I recall talking about the concept of “genius” with an art professor years ago. He shared with me a version of the 10,000 hour concept. “I’ve watched very capable (read genetically-gifted) students go from being good artists to outstanding artists by dedicating themselves to their craft,” he said. “That means they draw, paint, or sculpt, even when they don’t want to or don’t feel like it. What separates the top 1% of my students from all the others,” he said, “is that they have dedicated themselves to becoming more expert in their craft.”
That phrase, “the top 1%,” got me thinking about our donor bases. If you think about your donor database, no matter how many records you may have, it is the top 1% of your donors or prospects who possess the financial capacity to make the gifts that will significantly impact your ability to fulfill your mission. And, my experienced guess is that an even smaller percentage of your donor database are what you would term as “joyful givers” – the ones who give generously – perhaps even sacrificially – and thoroughly enjoy doing it. You know these donors. You write stories about them in your magazine and you recognize them at your donor recognition events. These “joyful givers” are probably less than half of that top 1%.

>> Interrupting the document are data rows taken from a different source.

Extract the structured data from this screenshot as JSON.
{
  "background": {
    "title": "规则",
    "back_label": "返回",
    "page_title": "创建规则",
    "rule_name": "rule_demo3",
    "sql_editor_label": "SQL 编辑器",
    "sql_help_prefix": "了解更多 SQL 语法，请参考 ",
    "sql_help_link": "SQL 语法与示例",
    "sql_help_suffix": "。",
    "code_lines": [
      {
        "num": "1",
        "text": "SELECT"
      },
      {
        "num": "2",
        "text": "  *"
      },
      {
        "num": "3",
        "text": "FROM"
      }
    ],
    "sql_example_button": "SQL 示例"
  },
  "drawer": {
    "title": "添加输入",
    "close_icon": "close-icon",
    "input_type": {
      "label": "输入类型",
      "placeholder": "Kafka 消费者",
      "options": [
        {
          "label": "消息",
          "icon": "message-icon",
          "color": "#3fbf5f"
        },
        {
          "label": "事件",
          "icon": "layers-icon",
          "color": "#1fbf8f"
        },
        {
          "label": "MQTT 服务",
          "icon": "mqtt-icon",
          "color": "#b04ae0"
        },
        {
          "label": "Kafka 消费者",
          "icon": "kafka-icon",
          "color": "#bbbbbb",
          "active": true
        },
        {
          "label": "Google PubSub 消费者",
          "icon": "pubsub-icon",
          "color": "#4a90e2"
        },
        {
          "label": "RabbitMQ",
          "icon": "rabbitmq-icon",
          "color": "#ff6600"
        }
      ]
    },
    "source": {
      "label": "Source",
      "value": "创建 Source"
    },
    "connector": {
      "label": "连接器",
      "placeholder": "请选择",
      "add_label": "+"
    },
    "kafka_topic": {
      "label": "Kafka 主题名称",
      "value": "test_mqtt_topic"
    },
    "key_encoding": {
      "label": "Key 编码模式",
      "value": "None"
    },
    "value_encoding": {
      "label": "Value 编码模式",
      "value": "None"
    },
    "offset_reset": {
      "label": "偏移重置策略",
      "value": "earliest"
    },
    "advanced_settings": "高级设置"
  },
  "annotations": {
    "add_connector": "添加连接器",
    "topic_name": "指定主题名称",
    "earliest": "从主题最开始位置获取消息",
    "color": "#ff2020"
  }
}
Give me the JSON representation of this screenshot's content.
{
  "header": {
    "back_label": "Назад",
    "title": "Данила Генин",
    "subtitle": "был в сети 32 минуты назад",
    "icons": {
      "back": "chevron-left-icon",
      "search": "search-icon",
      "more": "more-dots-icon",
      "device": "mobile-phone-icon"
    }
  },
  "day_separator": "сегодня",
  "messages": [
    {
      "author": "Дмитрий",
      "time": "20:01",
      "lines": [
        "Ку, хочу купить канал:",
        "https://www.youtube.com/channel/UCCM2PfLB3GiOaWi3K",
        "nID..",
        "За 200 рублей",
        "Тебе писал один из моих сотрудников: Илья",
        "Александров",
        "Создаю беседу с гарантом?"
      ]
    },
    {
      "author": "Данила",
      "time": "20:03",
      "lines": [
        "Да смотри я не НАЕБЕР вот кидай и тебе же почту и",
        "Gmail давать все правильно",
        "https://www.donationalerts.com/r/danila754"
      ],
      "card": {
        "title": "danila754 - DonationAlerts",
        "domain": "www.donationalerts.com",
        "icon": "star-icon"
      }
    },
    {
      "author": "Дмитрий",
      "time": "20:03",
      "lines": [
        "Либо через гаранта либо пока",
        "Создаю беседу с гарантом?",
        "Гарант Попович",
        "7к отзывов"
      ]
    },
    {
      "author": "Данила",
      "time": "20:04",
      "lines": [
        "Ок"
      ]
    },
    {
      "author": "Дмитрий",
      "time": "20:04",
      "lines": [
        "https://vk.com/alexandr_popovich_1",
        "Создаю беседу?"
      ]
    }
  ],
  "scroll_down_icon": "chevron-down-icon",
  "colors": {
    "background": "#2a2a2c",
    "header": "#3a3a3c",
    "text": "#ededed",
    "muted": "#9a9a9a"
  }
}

If we think about the “joyful givers” as being the true generosity geniuses, we can ask the question of how to cultivate more of them. Sure all of your top 1% donors have the financial capacity to give significant gifts. You might view all of your top donors as the financial versions of Usain Bolt. They show up in our donor databases with outsized assets. But not all of them become “joyful givers.” Not all of them take the next steps on the path to becoming generosity geniuses. And according to Malcom Gladwell and my art professor friend, the idea of commitment and dedicated practice, even when one doesn’t feel like it, is a pathway toward that genius.
So take a look at the giving history of your “joyful givers.” In general, I will bet that you see a rather consistent history of giving – perhaps smaller gifts at first and then larger and larger commitments. Yes, some buck this trend and make their first gift at a leadership level. But in general, you will most likely find a stream of giving, a practice of giving, perhaps even when they weren’t particularly excited about making a specific gift. And over time, they developed a habit, a deftness for giving, that turned into a deep and abiding joy experienced from the act.
We can’t do much to impact the financial resources that our prospects possess – that is their genetic predisposition, so to speak. Our prospects come to us with those assets. However, we can encourage, educate, and provide opportunities for them to consistently practice giving. And we can thank and recognize them specifically for their consistent and dedicated giving – no matter the amount.
Yes, receiving a single, significant commitment from a donor should be celebrated and recognized. But if you want to create more “joyful givers” – more generosity geniuses – you may want to think about how you are encouraging, thanking, and recognizing the dedication, effort, and consistency of the giving practice it takes to become a genius.